Partial nail avulsion: habit or evidence based?
© Solanki and Craike; licensee BioMed Central Ltd. 2011
Published: 20 May 2011
Onychocryptosis is a relatively common condition that can cause significant pain and discomfort. Partial nail avulsion (PNA) with phenolisation is a straightforward procedure performed by podiatrists on a daily basis. The procedure has shown a high rate of efficacy and low recurrence rate, and can be performed on high risk patients with close post-operative monitoring and those with concomitant infection.
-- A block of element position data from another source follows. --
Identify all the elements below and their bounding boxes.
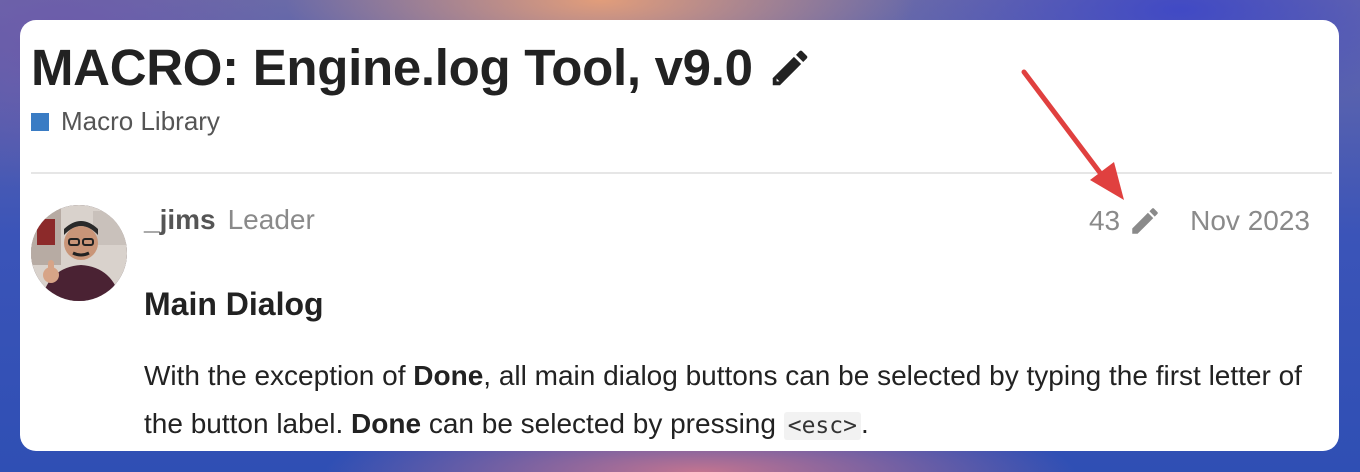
post-body: With the exception of Done, all main dia… [144, 352, 1314, 450]
inline-code-esc: <esc> [783, 412, 861, 440]
category-color-swatch [31, 112, 49, 131]
topic-title-row: MACRO: Engine.log Tool, v9.0 [31, 38, 813, 98]
post-heading: Main Dialog [144, 286, 324, 322]
post-meta: 43 Nov 2023 [1089, 204, 1310, 238]
user-title: Leader [227, 204, 315, 235]
category-name: Macro Library [61, 106, 220, 136]
category-link[interactable]: Macro Library [31, 106, 220, 137]
topic-title: MACRO: Engine.log Tool, v9.0 [31, 39, 753, 96]
edit-history-pencil-icon[interactable] [1128, 204, 1162, 238]
poster-info: _jims Leader [144, 204, 315, 236]
body-text-segment: With the exception of [144, 360, 414, 391]
avatar[interactable] [31, 205, 127, 301]
username-link[interactable]: _jims [144, 204, 216, 236]
edit-title-pencil-icon[interactable] [767, 45, 813, 91]
body-text-segment: . [860, 408, 869, 439]
body-bold-done: Done [351, 408, 422, 439]
body-bold-done: Done [413, 360, 484, 391]
edit-count[interactable]: 43 [1089, 205, 1120, 237]
topic-card: MACRO: Engine.log Tool, v9.0 Macro Libra… [20, 20, 1339, 451]
title-divider [31, 172, 1332, 174]
body-text-segment: can be selected by pressing [421, 408, 784, 439]
post-date[interactable]: Nov 2023 [1190, 205, 1310, 237]
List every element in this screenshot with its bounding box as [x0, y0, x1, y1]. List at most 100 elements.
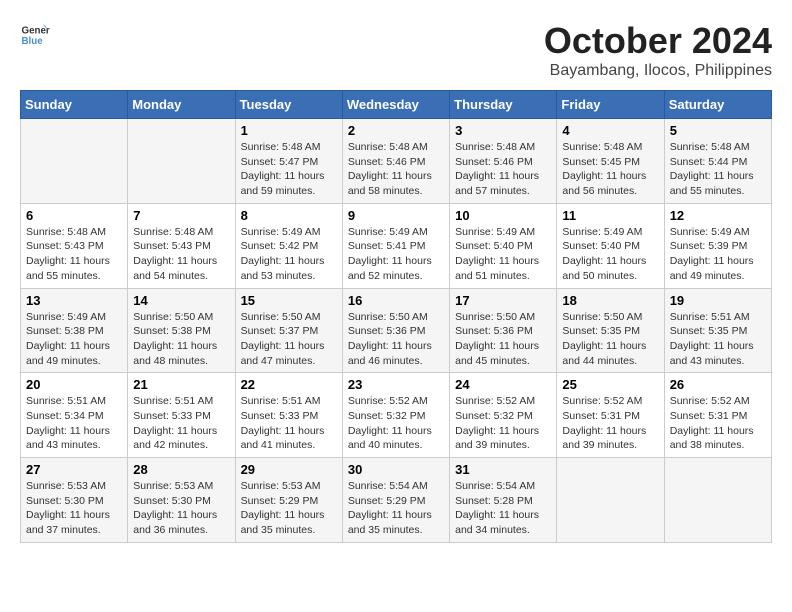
calendar-week-row: 20Sunrise: 5:51 AM Sunset: 5:34 PM Dayli… [21, 373, 772, 458]
day-info: Sunrise: 5:48 AM Sunset: 5:46 PM Dayligh… [455, 140, 551, 199]
calendar-day-cell: 11 Sunrise: 5:49 AM Sunset: 5:40 PM Dayli… [557, 203, 664, 288]
calendar-day-cell: 9 Sunrise: 5:49 AM Sunset: 5:41 PM Daylig… [342, 203, 449, 288]
calendar-day-cell: 15 Sunrise: 5:50 AM Sunset: 5:37 PM Dayli… [235, 288, 342, 373]
day-info: Sunrise: 5:52 AM Sunset: 5:32 PM Dayligh… [455, 394, 551, 453]
day-number: 5 [670, 123, 766, 138]
day-info: Sunrise: 5:49 AM Sunset: 5:41 PM Dayligh… [348, 225, 444, 284]
logo-icon: General Blue [20, 20, 50, 50]
day-number: 11 [562, 208, 658, 223]
calendar-day-cell: 24 Sunrise: 5:52 AM Sunset: 5:32 PM Dayli… [450, 373, 557, 458]
calendar-day-cell: 1 Sunrise: 5:48 AM Sunset: 5:47 PM Daylig… [235, 119, 342, 204]
weekday-header-cell: Tuesday [235, 91, 342, 119]
day-info: Sunrise: 5:51 AM Sunset: 5:33 PM Dayligh… [133, 394, 229, 453]
calendar-day-cell: 18 Sunrise: 5:50 AM Sunset: 5:35 PM Dayli… [557, 288, 664, 373]
day-number: 10 [455, 208, 551, 223]
day-number: 13 [26, 293, 122, 308]
svg-text:Blue: Blue [22, 36, 44, 47]
logo: General Blue [20, 20, 50, 50]
calendar-day-cell: 7Sunrise: 5:48 AM Sunset: 5:43 PM Daylig… [128, 203, 235, 288]
day-info: Sunrise: 5:51 AM Sunset: 5:33 PM Dayligh… [241, 394, 337, 453]
day-number: 12 [670, 208, 766, 223]
weekday-header-cell: Monday [128, 91, 235, 119]
day-info: Sunrise: 5:48 AM Sunset: 5:47 PM Dayligh… [241, 140, 337, 199]
day-info: Sunrise: 5:50 AM Sunset: 5:35 PM Dayligh… [562, 310, 658, 369]
calendar-day-cell: 5 Sunrise: 5:48 AM Sunset: 5:44 PM Daylig… [664, 119, 771, 204]
calendar-day-cell: 31 Sunrise: 5:54 AM Sunset: 5:28 PM Dayli… [450, 458, 557, 543]
calendar-day-cell: 13 Sunrise: 5:49 AM Sunset: 5:38 PM Dayli… [21, 288, 128, 373]
day-number: 1 [241, 123, 337, 138]
day-info: Sunrise: 5:53 AM Sunset: 5:29 PM Dayligh… [241, 479, 337, 538]
day-info: Sunrise: 5:49 AM Sunset: 5:42 PM Dayligh… [241, 225, 337, 284]
day-number: 4 [562, 123, 658, 138]
calendar-day-cell: 29 Sunrise: 5:53 AM Sunset: 5:29 PM Dayli… [235, 458, 342, 543]
calendar-day-cell: 23Sunrise: 5:52 AM Sunset: 5:32 PM Dayli… [342, 373, 449, 458]
day-number: 8 [241, 208, 337, 223]
day-number: 26 [670, 377, 766, 392]
day-info: Sunrise: 5:54 AM Sunset: 5:28 PM Dayligh… [455, 479, 551, 538]
day-info: Sunrise: 5:48 AM Sunset: 5:45 PM Dayligh… [562, 140, 658, 199]
location-title: Bayambang, Ilocos, Philippines [544, 62, 772, 80]
day-number: 18 [562, 293, 658, 308]
calendar-day-cell: 30 Sunrise: 5:54 AM Sunset: 5:29 PM Dayli… [342, 458, 449, 543]
day-number: 17 [455, 293, 551, 308]
weekday-header-cell: Friday [557, 91, 664, 119]
calendar-day-cell: 17Sunrise: 5:50 AM Sunset: 5:36 PM Dayli… [450, 288, 557, 373]
day-number: 21 [133, 377, 229, 392]
day-info: Sunrise: 5:49 AM Sunset: 5:40 PM Dayligh… [455, 225, 551, 284]
day-info: Sunrise: 5:49 AM Sunset: 5:40 PM Dayligh… [562, 225, 658, 284]
page-header: General Blue October 2024 Bayambang, Ilo… [20, 20, 772, 80]
day-number: 19 [670, 293, 766, 308]
day-info: Sunrise: 5:53 AM Sunset: 5:30 PM Dayligh… [133, 479, 229, 538]
weekday-header-cell: Thursday [450, 91, 557, 119]
weekday-header-row: SundayMondayTuesdayWednesdayThursdayFrid… [21, 91, 772, 119]
calendar-day-cell: 25Sunrise: 5:52 AM Sunset: 5:31 PM Dayli… [557, 373, 664, 458]
day-number: 31 [455, 462, 551, 477]
day-info: Sunrise: 5:50 AM Sunset: 5:36 PM Dayligh… [348, 310, 444, 369]
calendar-day-cell: 12Sunrise: 5:49 AM Sunset: 5:39 PM Dayli… [664, 203, 771, 288]
title-block: October 2024 Bayambang, Ilocos, Philippi… [544, 20, 772, 80]
calendar-day-cell: 19 Sunrise: 5:51 AM Sunset: 5:35 PM Dayli… [664, 288, 771, 373]
day-info: Sunrise: 5:51 AM Sunset: 5:35 PM Dayligh… [670, 310, 766, 369]
calendar-table: SundayMondayTuesdayWednesdayThursdayFrid… [20, 90, 772, 543]
day-number: 30 [348, 462, 444, 477]
day-number: 24 [455, 377, 551, 392]
weekday-header-cell: Sunday [21, 91, 128, 119]
day-info: Sunrise: 5:50 AM Sunset: 5:37 PM Dayligh… [241, 310, 337, 369]
day-number: 16 [348, 293, 444, 308]
day-info: Sunrise: 5:54 AM Sunset: 5:29 PM Dayligh… [348, 479, 444, 538]
day-info: Sunrise: 5:48 AM Sunset: 5:44 PM Dayligh… [670, 140, 766, 199]
day-info: Sunrise: 5:48 AM Sunset: 5:46 PM Dayligh… [348, 140, 444, 199]
calendar-day-cell: 8 Sunrise: 5:49 AM Sunset: 5:42 PM Daylig… [235, 203, 342, 288]
day-number: 23 [348, 377, 444, 392]
day-info: Sunrise: 5:48 AM Sunset: 5:43 PM Dayligh… [26, 225, 122, 284]
day-number: 29 [241, 462, 337, 477]
calendar-day-cell: 6 Sunrise: 5:48 AM Sunset: 5:43 PM Daylig… [21, 203, 128, 288]
day-info: Sunrise: 5:49 AM Sunset: 5:38 PM Dayligh… [26, 310, 122, 369]
calendar-day-cell: 21 Sunrise: 5:51 AM Sunset: 5:33 PM Dayli… [128, 373, 235, 458]
day-number: 2 [348, 123, 444, 138]
calendar-day-cell [21, 119, 128, 204]
calendar-day-cell: 28 Sunrise: 5:53 AM Sunset: 5:30 PM Dayli… [128, 458, 235, 543]
calendar-day-cell [664, 458, 771, 543]
weekday-header-cell: Saturday [664, 91, 771, 119]
calendar-week-row: 13 Sunrise: 5:49 AM Sunset: 5:38 PM Dayli… [21, 288, 772, 373]
calendar-day-cell: 27 Sunrise: 5:53 AM Sunset: 5:30 PM Dayli… [21, 458, 128, 543]
day-number: 28 [133, 462, 229, 477]
day-number: 7 [133, 208, 229, 223]
calendar-week-row: 6 Sunrise: 5:48 AM Sunset: 5:43 PM Daylig… [21, 203, 772, 288]
calendar-day-cell [557, 458, 664, 543]
day-number: 27 [26, 462, 122, 477]
weekday-header-cell: Wednesday [342, 91, 449, 119]
day-number: 15 [241, 293, 337, 308]
day-number: 14 [133, 293, 229, 308]
calendar-day-cell: 10 Sunrise: 5:49 AM Sunset: 5:40 PM Dayli… [450, 203, 557, 288]
calendar-body: 1 Sunrise: 5:48 AM Sunset: 5:47 PM Daylig… [21, 119, 772, 543]
calendar-day-cell [128, 119, 235, 204]
day-number: 9 [348, 208, 444, 223]
calendar-day-cell: 4 Sunrise: 5:48 AM Sunset: 5:45 PM Daylig… [557, 119, 664, 204]
calendar-day-cell: 22Sunrise: 5:51 AM Sunset: 5:33 PM Dayli… [235, 373, 342, 458]
day-info: Sunrise: 5:51 AM Sunset: 5:34 PM Dayligh… [26, 394, 122, 453]
day-number: 6 [26, 208, 122, 223]
calendar-week-row: 1 Sunrise: 5:48 AM Sunset: 5:47 PM Daylig… [21, 119, 772, 204]
day-info: Sunrise: 5:53 AM Sunset: 5:30 PM Dayligh… [26, 479, 122, 538]
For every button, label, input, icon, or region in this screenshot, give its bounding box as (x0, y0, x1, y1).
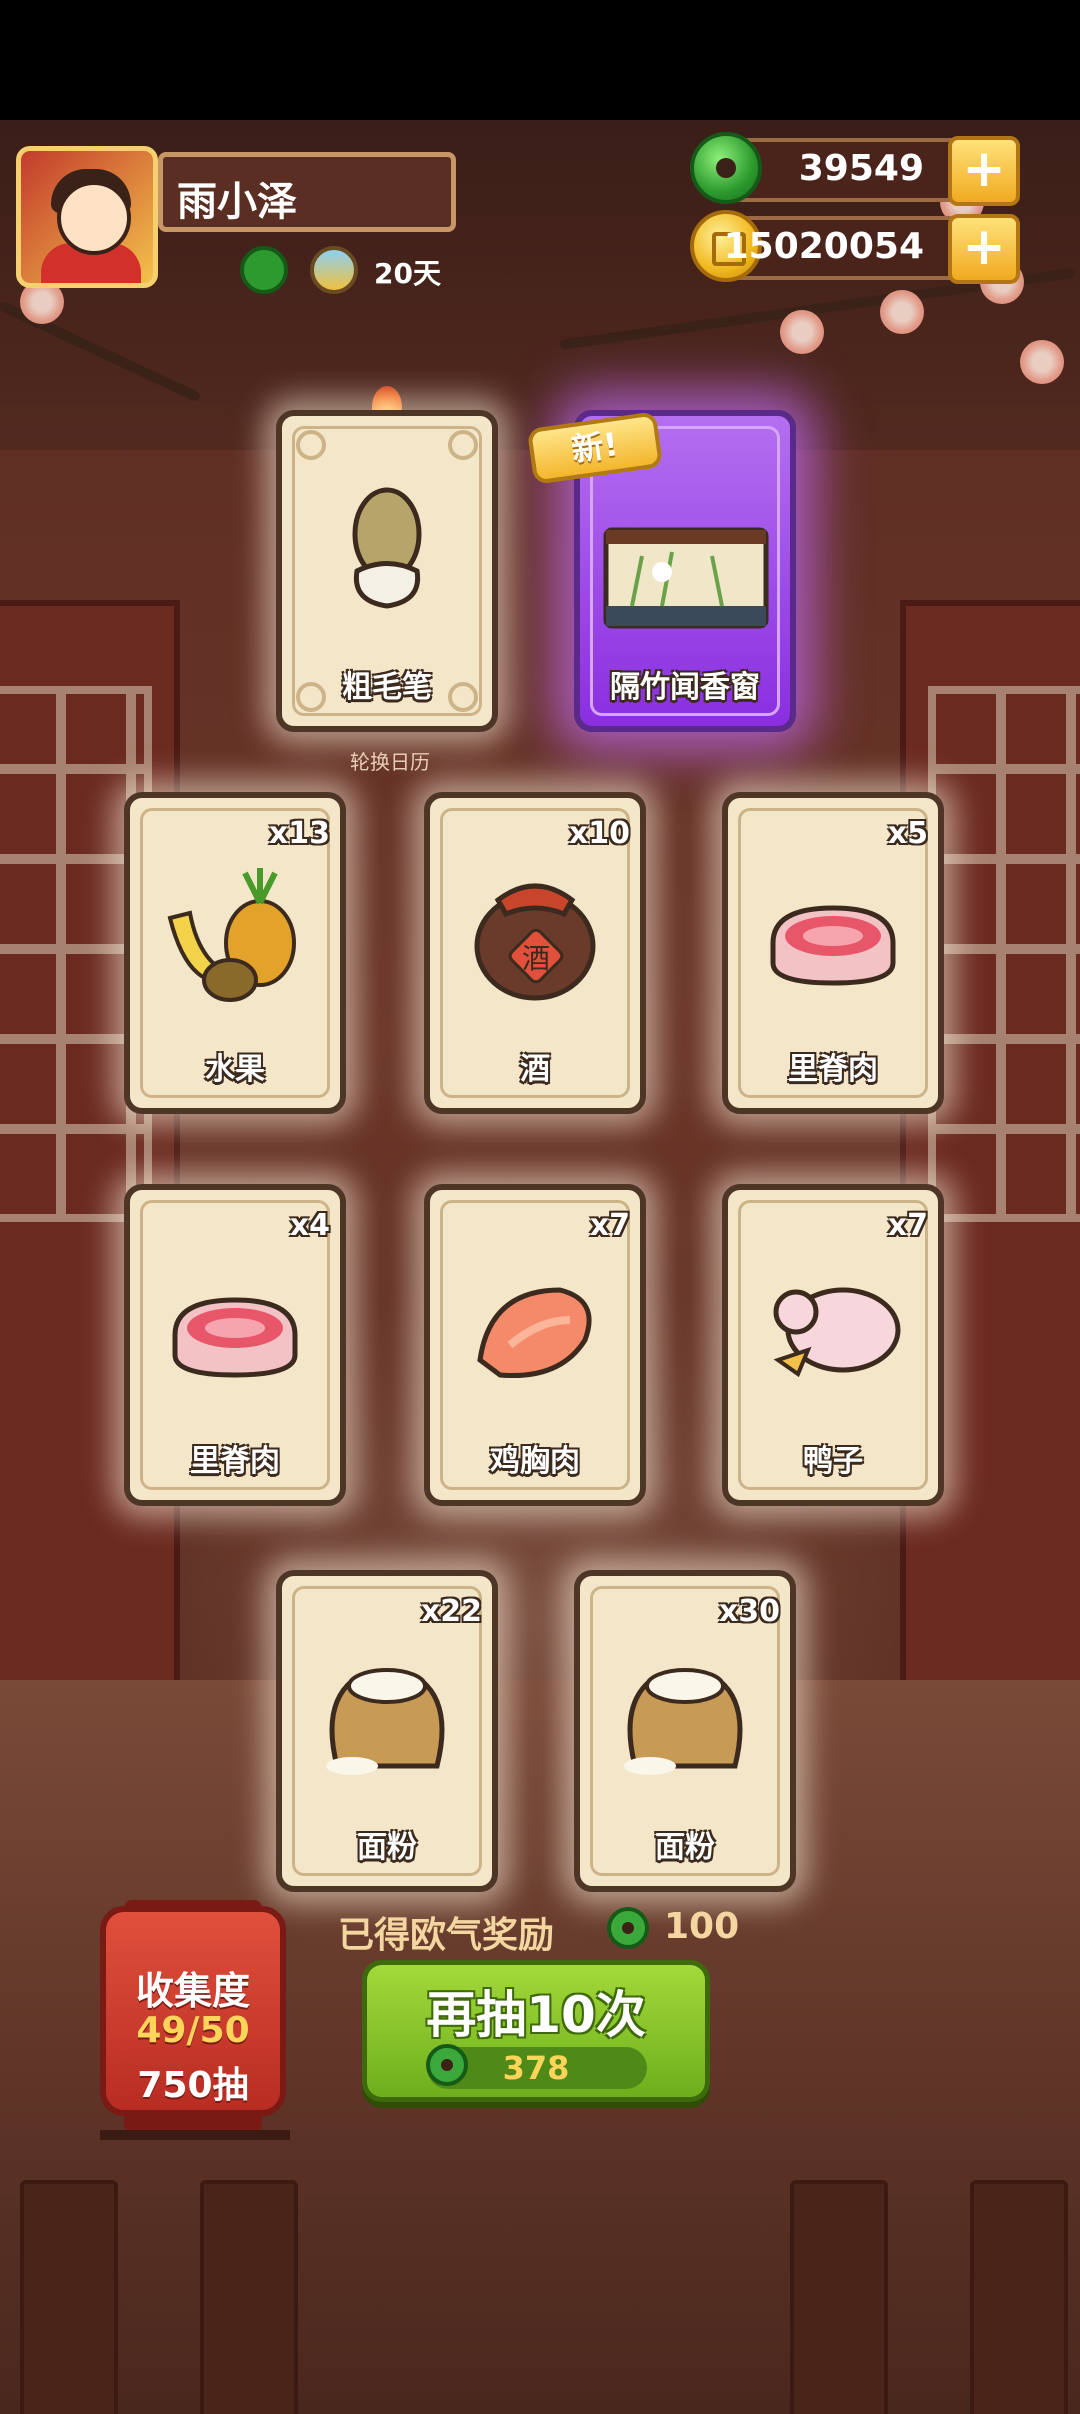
draw-ten-button[interactable]: 再抽10次 378 (362, 1960, 710, 2102)
card-label: 里脊肉 (190, 1444, 280, 1479)
card-count: x7 (887, 1208, 928, 1243)
card-count: x5 (887, 816, 928, 851)
reward-card[interactable]: x4 里脊肉 (124, 1184, 346, 1506)
jade-value: 39549 (798, 148, 924, 189)
collection-progress: 49/50 (136, 2010, 250, 2051)
blossom (1020, 340, 1064, 384)
reward-card[interactable]: 粗毛笔 (276, 410, 498, 732)
card-label: 鸭子 (803, 1444, 863, 1479)
fence-post (20, 2180, 118, 2414)
card-label: 隔竹闻香窗 (610, 670, 760, 705)
fence-post (970, 2180, 1068, 2414)
luck-reward-value: 100 (664, 1906, 740, 1947)
blossom (780, 310, 824, 354)
reward-card[interactable]: x10 酒 酒 (424, 792, 646, 1114)
fence-post (790, 2180, 888, 2414)
card-label: 面粉 (357, 1830, 417, 1865)
jade-resource-bar: 39549 + (690, 132, 1020, 206)
blossom (880, 290, 924, 334)
fence-post (200, 2180, 298, 2414)
coin-value: 15020054 (723, 226, 924, 267)
draw-button-label: 再抽10次 (426, 1986, 646, 2044)
wine-jar-icon: 酒 (474, 883, 596, 1001)
reward-card[interactable]: x13 水果 (124, 792, 346, 1114)
lantern-base (124, 2110, 262, 2132)
card-label: 鸡胸肉 (490, 1444, 580, 1479)
player-name: 雨小泽 (177, 179, 297, 225)
status-bar (0, 0, 1080, 120)
brush-icon (352, 487, 422, 609)
card-count: x4 (289, 1208, 330, 1243)
card-count: x13 (268, 816, 330, 851)
days-count: 20天 (374, 257, 441, 290)
reward-card[interactable]: x30 面粉 (574, 1570, 796, 1892)
card-count: x30 (718, 1594, 780, 1629)
window-painting-icon (603, 527, 769, 629)
draw-cost: 378 (502, 2049, 570, 2087)
card-count: x10 (568, 816, 630, 851)
card-label: 水果 (205, 1052, 265, 1087)
collection-progress-lantern[interactable]: 收集度 49/50 750抽 (100, 1906, 286, 2116)
player-name-box: 雨小泽 (158, 152, 456, 232)
lantern-stand (100, 2130, 290, 2140)
card-label: 面粉 (655, 1830, 715, 1865)
add-coins-button[interactable]: + (948, 214, 1020, 284)
card-count: x7 (589, 1208, 630, 1243)
rotation-calendar-caption: 轮换日历 (350, 750, 430, 774)
reward-card[interactable]: x5 里脊肉 (722, 792, 944, 1114)
flour-sack-icon (326, 1668, 445, 1775)
chicken-breast-icon (477, 1287, 592, 1379)
card-label: 粗毛笔 (342, 670, 432, 705)
luck-reward-label: 已得欧气奖励 (338, 1915, 555, 1956)
card-label: 里脊肉 (788, 1052, 878, 1087)
player-avatar[interactable] (16, 146, 158, 288)
card-label: 酒 (520, 1052, 550, 1087)
reward-card[interactable]: x7 鸡胸肉 (424, 1184, 646, 1506)
collection-title: 收集度 (135, 1969, 250, 2013)
tenderloin-icon (172, 1297, 298, 1378)
reward-card[interactable]: x22 面粉 (276, 1570, 498, 1892)
reward-card[interactable]: x7 鸭子 (722, 1184, 944, 1506)
jar-label: 酒 (522, 942, 550, 975)
flour-sack-icon (624, 1668, 743, 1775)
jade-icon (690, 132, 762, 204)
add-jade-button[interactable]: + (948, 136, 1020, 206)
collection-draws: 750抽 (137, 2065, 249, 2106)
badge-icon[interactable] (240, 246, 288, 294)
coin-resource-bar: 15020054 + (690, 210, 1020, 284)
card-count: x22 (420, 1594, 482, 1629)
tenderloin-icon (770, 905, 896, 986)
boat-icon[interactable] (310, 246, 358, 294)
fruit-icon (167, 868, 296, 1002)
jade-icon (607, 1907, 649, 1949)
duck-icon (773, 1287, 901, 1378)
PNA with phenolisation of the nail matrix is a non-invasive procedure that does not require the use of an operating theatre and can be carried out in the podiatrist’s rooms. Pre-operative measures do need to be taken, a local sterile field should be set up and the toe and forefoot should be scrubbed. Once the procedure has been completed healing can be expected in 4-8 weeks. The PNA procedure has been taught to undergraduate podiatrists since the late 1970’s and has developed many small variations in how the procedure is carried out. Variations vary from pre-operative management (type of antisepsis used), phenolisation time (reported to be between 1 to 5 minutes), type of post phenol irrigation (saline, isopropyl alcohol or no irrigation) and post-operative dressing regimen. These variations however are usually operator dependant and based on personal experience. Post-operative management of PNA wounds have attracted a lot of interest, with the use of different dressings (provodone-iodine impregnated gauze and paraffin gauze) and topical medicaments (manuka honey, intrasite gel) aimed at increasing the healing rate and reducing the rate of infection, but quantitative analysis of the colonisation of the wound bed shows a bacterial count of zero after the use of phenol. The case of the phenolised wound is an interesting one, an acute wound that heals by secondary intention and freely discharges for 2-4 weeks postoperatively. After the application phenol and the destruction of all microbiological matter the post-operative focus should be in nurturing the recolonisation of the nail bed. Wounds that have a high as well as a low bacterial count have been shown to have an effect healing rates, but no studies have investigated the microbiological behaviour of a phenolised PNA wound.